Por
que animais 'sem carisma' correm mais risco de extinção
Ao
abrir uma caixa de madeira com um filhote de cascavel, quando tinha entre 10 e
12 anos, Breno Almeida não imaginava que ali também se abria seu próprio
destino.
Ele era
uma criança em Goiás com uma curiosa fascinação por serpentes. E cresceu
escutando que esses animais eram perigosos e que deveria ter medo — o que só
aumentava sua vontade de saber mais sobre eles.
Ao ir
para o zoológico fazer a entrega da cascavel resgatada pelo pai, Breno se
lembra de ter pensado: "Eu quero ter vários bichos desses para cuidar, e o
povo não matar, fazer uma espécie de zoológico de cobras".
Hoje,
ele é biólogo e diretor do Centro Amazônico de Herpetologia, no Pará, que tem
como uma de suas propostas mudar a visão negativa que as pessoas têm sobre
determinados animais, como as serpentes — algo que tende a prejudicar sua
conservação.
O
centro funciona como zoológico e recebe diferentes animais machucados que não
podem retornar para seu habitat, inclusive mamíferos e aves, mas o foco são as
serpentes e anfíbios.

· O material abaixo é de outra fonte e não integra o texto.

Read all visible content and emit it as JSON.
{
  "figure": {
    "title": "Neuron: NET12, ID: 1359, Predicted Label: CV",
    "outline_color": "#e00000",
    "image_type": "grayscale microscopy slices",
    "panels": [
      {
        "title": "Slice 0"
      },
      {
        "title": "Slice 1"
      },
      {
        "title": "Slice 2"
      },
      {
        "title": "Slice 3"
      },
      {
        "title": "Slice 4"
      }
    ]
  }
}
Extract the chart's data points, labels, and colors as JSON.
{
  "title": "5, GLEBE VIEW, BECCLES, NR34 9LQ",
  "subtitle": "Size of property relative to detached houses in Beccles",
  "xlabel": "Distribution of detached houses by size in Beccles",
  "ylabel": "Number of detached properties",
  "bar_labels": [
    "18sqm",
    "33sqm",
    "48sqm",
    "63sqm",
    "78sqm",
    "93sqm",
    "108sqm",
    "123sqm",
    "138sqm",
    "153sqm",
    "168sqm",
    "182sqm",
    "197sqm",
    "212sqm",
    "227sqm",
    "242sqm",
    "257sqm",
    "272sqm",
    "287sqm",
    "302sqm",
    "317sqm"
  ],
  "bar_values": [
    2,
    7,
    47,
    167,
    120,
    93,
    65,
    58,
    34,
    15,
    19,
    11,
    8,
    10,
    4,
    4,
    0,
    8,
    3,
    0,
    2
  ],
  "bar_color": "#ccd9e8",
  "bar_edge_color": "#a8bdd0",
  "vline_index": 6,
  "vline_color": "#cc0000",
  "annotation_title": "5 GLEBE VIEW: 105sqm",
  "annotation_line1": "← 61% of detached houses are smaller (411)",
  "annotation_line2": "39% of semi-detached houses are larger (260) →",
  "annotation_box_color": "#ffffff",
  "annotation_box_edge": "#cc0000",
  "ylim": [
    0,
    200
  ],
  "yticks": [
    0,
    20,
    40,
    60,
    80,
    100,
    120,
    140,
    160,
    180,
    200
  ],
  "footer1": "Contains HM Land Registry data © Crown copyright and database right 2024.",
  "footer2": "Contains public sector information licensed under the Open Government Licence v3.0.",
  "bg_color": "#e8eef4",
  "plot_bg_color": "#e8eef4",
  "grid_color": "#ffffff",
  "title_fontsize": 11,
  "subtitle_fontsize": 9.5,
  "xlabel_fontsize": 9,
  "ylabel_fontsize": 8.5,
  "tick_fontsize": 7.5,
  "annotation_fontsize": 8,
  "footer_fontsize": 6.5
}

O espaço é também um criadouro comercial para venda de
veneno das serpentes.
Milena
Almeida, bióloga responsável técnica pelo centro e esposa de Breno, conta que
muitos visitantes chegam ao local com a visão de que todas as cobras são
peçonhentas, o que traz sensação de repulsa pelos animais. Por isso, o local
oferece visitas guiadas e interação sensorial com esses animais para quebrar
estigmas em relação a eles.
Almeida
explica que as serpentes fazem parte da chamada fauna não carismática, apelido
dado aos animais que não costumam ter muita simpatia da população — e atraem
pouco financiamento para pesquisas.
Espécies
carismáticas não têm sua conservação garantida e sua perpetuação pode enfrentar
diversos desafios, mas estudos mostram que animais que não detêm o apreço
público tendem a receber menos recursos, além de serem menos pesquisados e um
alvo mais comum da população.
Um
estudo publicado em 2025 na revista Proceedings of the National Academy of
Sciences (Pnas) mostra que a distribuição de financiamento da conservação de
espécies não costuma se basear na ameaça de extinção, e sim em seu carisma e
tamanho.
Os mais
beneficiados são os mamíferos de grande porte.
De US$
1,9 bilhão voltado para medidas de conservação, US$ 1,6 bilhão vai para os
animais vertebrados. Isso corresponde a 84% do total. Aos invertebrados, grupo
que inclui, por exemplo, insetos, aracnídeos, moluscos, restam 6,6%.
Entre
os vertebrados, de 70% a 85% dos recursos ficam restritos a pássaros e
mamíferos. Os répteis, grupo ao qual pertencem as cobras, receberam 5,8% do
total para os vertebrados.
A
distribuição de pesquisas científicas entre grupos de animais também apresenta
viés, mostra um artigo publicado na revista Nature em 2017. Conhecer as
espécies é parte fundamental para construção de medidas de conservação.
O
estudo dividiu 626 milhões de ocorrências no Sistema Global de Informação sobre
Biodiversidade (GBIF), portal de dados abertos sobre biodiversidade, em 24
grupos diferentes de animais.
O
trabalho concluiu que mais da metade das ocorrências eram sobre aves, embora
elas representem apenas 1% das espécies catalogadas no portal. Os aracnídeos
têm três vezes mais espécies, mas representaram apenas 2,17 milhões de
ocorrências, uma das menores dentro do GBIF.
Os
répteis, por sua vez, apareceram em 5 milhões de ocorrências, enquanto os
anfíbios, em 3,9 milhões. Os antozoários, que agrupam corais e anêmonas, foi o
grupo que menos apareceu, com 1 milhão de ocorrências.
Animais
não carismáticos também têm maiores chances de sofrerem atropelamentos.
Um
estudo brasileiro publicado em 2014 fez um experimento com aranhas, serpentes,
pintos e, no grupo de controle, folhas. Foram utilizados modelos de plásticos
realistas dos animais, que foram colocados em áreas com menor tráfego de três
rodovias diferentes.
As
taxas de atropelamento das aranhas e das serpentes foram maiores até do que das
folhas. Isso indica, segundo o estudo, que há certa intencionalidade no
atropelamento dos dois animais. Os pintos foram os únicos resgatados por
humanos.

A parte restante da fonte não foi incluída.